Les événements qui se déroulent rapidement au Moyen-Orient ces derniers temps sont une source de grave préoccupation dans un monde de plus en plus violent et instable. Le 1er avril, une frappe aérienne israélienne sur le consulat iranien à Damas a tué un haut commandant du Corps des Gardiens de la révolution iraniens, ainsi que plusieurs autres officiers. Outre les questions de jus ad bellum qui sont soulevées, de nombreuses questions intrigantes se posent également concernant la classification de situations similaires au regard du DIH.
Recours à la force armée contre un État hors de son territoire : quand déclenche-t-on une IAC ?
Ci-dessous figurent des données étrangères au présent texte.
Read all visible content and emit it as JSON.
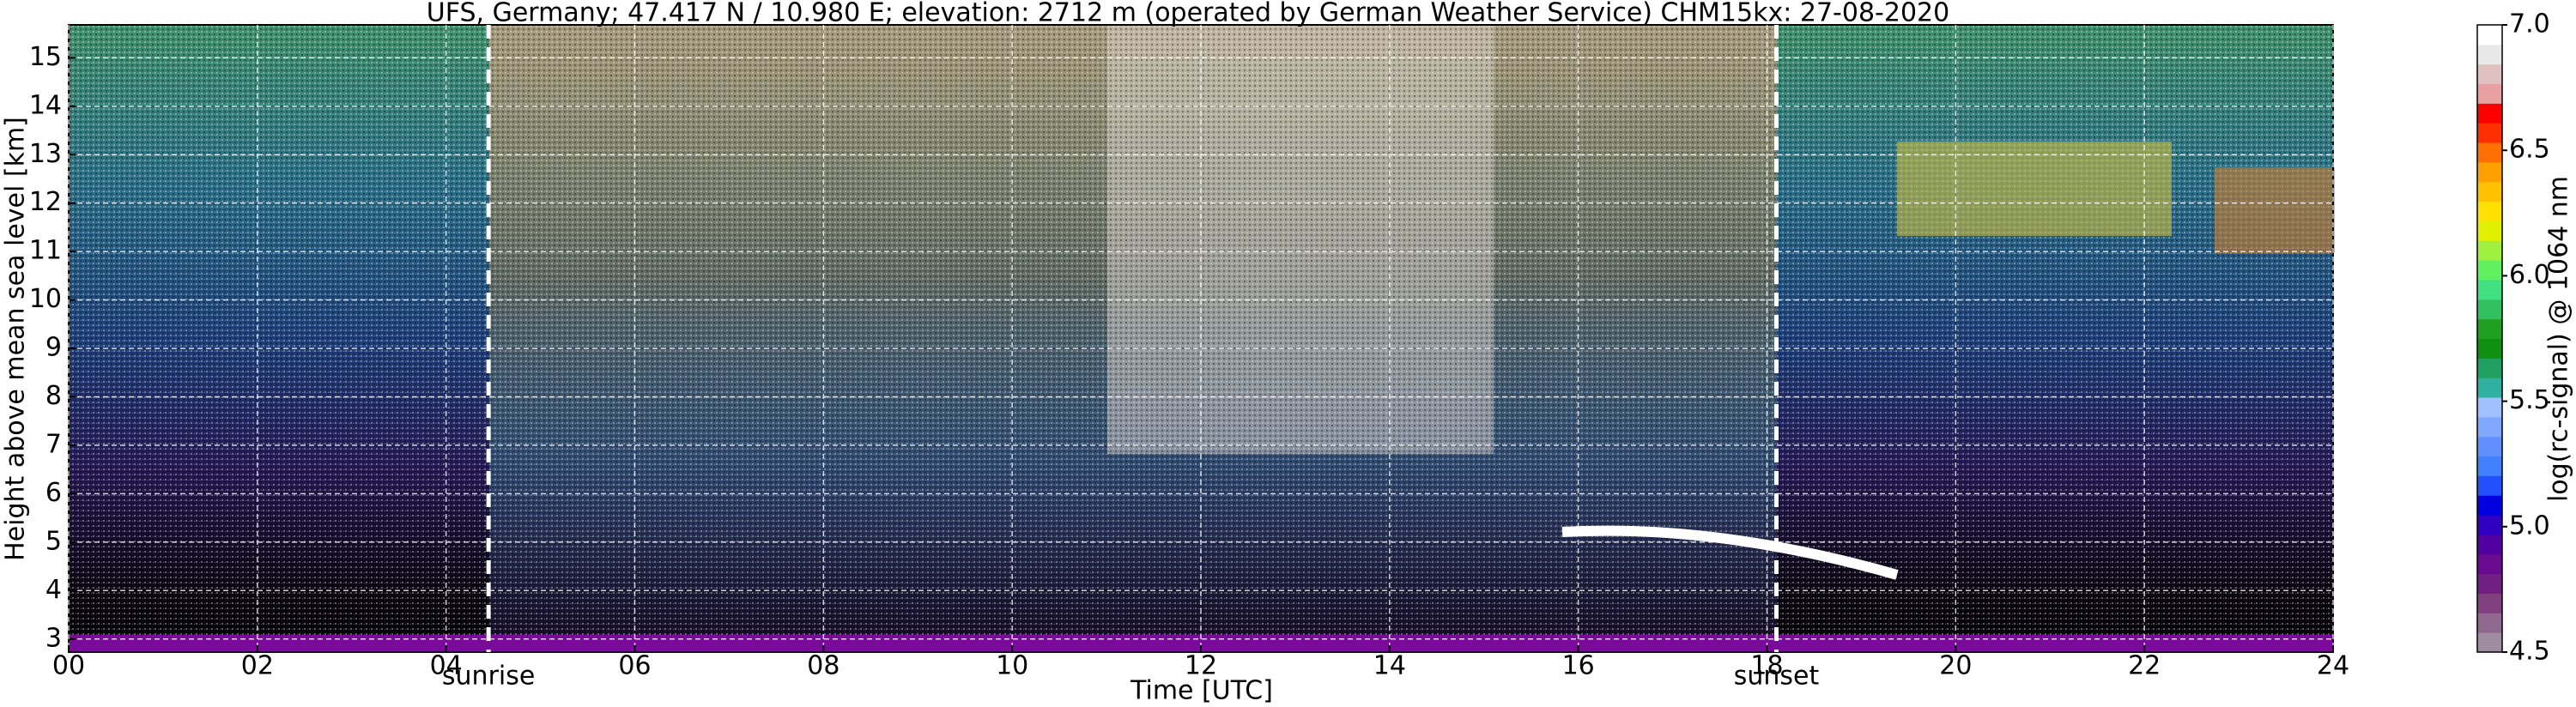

Premièrement, lorsqu’un État A recourt à la force contre des cibles qui pourraient être considérées comme représentant l’État B en dehors du territoire de ce dernier, la nature de la cible est déterminante pour déterminer s’il existe un conflit armé international (CAI) entre les deux États. Selon l’opinion dominante, le DIH des CAI devient applicable à partir du moment où un État recourt à la force armée contre un autre État, quelle que soit l’intensité de cette force ou qu’il y ait ou non une réponse armée de la part du deuxième État. Lorsque cela se produit sur le territoire de l’État contre lequel la force est utilisée, la cible est généralement sans importance.
Cependant, le caractère interétatique de la violence devient plus difficile à vérifier lorsqu’une frappe a lieu dans un État tiers C. D’un côté, il semble évident que la force contre les forces armées, les bases militaires ou les navires de guerre de l’État B déclenche une CAI. entre les deux États, quelle que soit la localisation de ces cibles. À l’autre extrémité du spectre, il est difficile d’imaginer que le fait de cibler des ressortissants de l’État B à l’étranger puisse donner lieu à une CAI. Une zone intermédiaire est occupée par des missions diplomatiques et certains hauts responsables de l’État B, dont les circonstances du ciblage doivent être soigneusement évaluées avant de parvenir à une conclusion sur une éventuelle classification IAC.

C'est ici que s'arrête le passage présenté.